Body

The annual SantaCon bar crawl that draws thousands of people in Santa suits through New York City has become the focus of federal wire-fraud charges, according to prosecutors who say the organizer misused charity proceeds. Federal prosecutors said Stefan Pildes was arrested Wednesday and charged in connection with money allegedly raised for charitable causes through SantaCon events from 2019 to 2024.

Prosecutors said Pildes pocketed the majority of the $2.7 million that organizers allegedly claimed would be raised for charity over that period. The indictment alleges that money intended for neighborhood charities instead went toward renovating a lakefront property in New Jersey, buying concert tickets, paying for a fancy car, and financing meals and trips that included Hawaii and Las Vegas, prosecutors said.

Federal prosecutors also said Pildes controlled Participatory Safety Inc., the nonprofit entity that organized SantaCon, and that he served as its president. The charging documents said Pildes solicited dozens of bars and restaurants to participate and donate 10% to 25% of their food and beverage sales to his charity organization.

SantaCon, which originated as a “Santarchy” flash mob-style event in San Francisco in 1994, later spread to other cities and evolved into a mass bar crawl, prosecutors said. The New York City version is promoted as “a charitable, non-political, nonsensical Santa Claus convention,” according to the federal charging materials.

Prosecutors said that as public officials pressed organizers to improve behavior, SantaCon emphasized its charitable work and promoted ticket-sale donations. The organizers told participants that money raised from ticket sales would go to antipoverty groups, food banks, city parks and arts foundations, prosecutors said.

The indictment also describes how prosecutors viewed Pildes’s personal benefit.
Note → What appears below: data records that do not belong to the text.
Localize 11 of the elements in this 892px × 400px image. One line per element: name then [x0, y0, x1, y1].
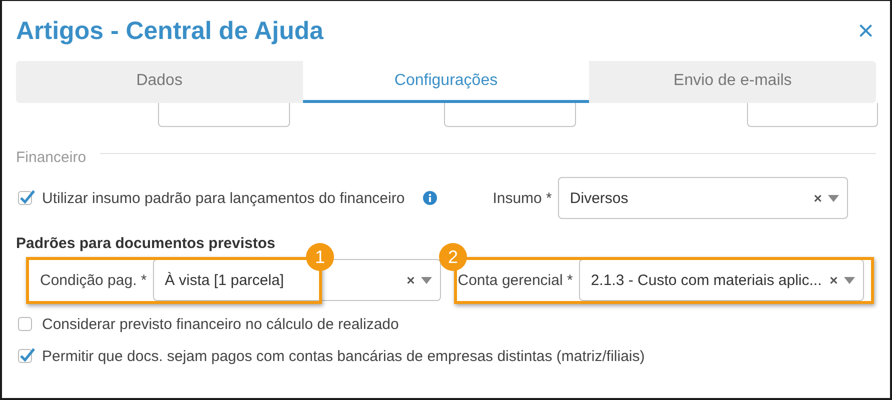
field-label: Conta gerencial *	[458, 272, 573, 288]
checkbox-label: Permitir que docs. sejam pagos com contas bancárias de empresas distintas (matriz/filiais)	[42, 348, 645, 364]
step-badge: 1	[306, 243, 334, 271]
section-heading: Financeiro	[16, 148, 86, 166]
checkbox-label: Considerar previsto financeiro no cálculo de realizado	[42, 316, 399, 332]
field-label: Condição pag. *	[40, 272, 147, 288]
dialog-title: Artigos - Central de Ajuda	[16, 16, 324, 46]
step-badge: 2	[439, 243, 467, 271]
field-label: Insumo *	[492, 190, 552, 206]
section-heading: Padrões para documentos previstos	[16, 235, 276, 254]
checkbox-label: Utilizar insumo padrão para lançamentos do financeiro	[42, 190, 405, 206]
Prosecutors said those uses included $365,000 to renovate the New Jersey lakefront property, $124,000 for leasing a luxury Manhattan apartment, a $100,000 investment in a boutique resort in Costa Rica founded by a personal friend, and nearly $3,000 for a birthday dinner at a Michelin-starred restaurant in Manhattan.

Prosecutors said Pildes claimed he received no compensation. They alleged he wrote in a March 2023 email to a potential venue, “No producer received income from this event, this is a charity event,” according to the indictment.

U.S. Attorney Jay Clayton said prosecutors alleged the conduct amounted to misuse of funds that were supposed to support charities rather than the organizer’s personal spending. “Instead of donating the millions of dollars he raised, he ran his own con game,” Clayton said in a news release, according to the AP report.

After his appearance on the wire fraud charge, Pildes, 50, of Hewitt, New Jersey, was freed on $300,000 bail, prosecutors said.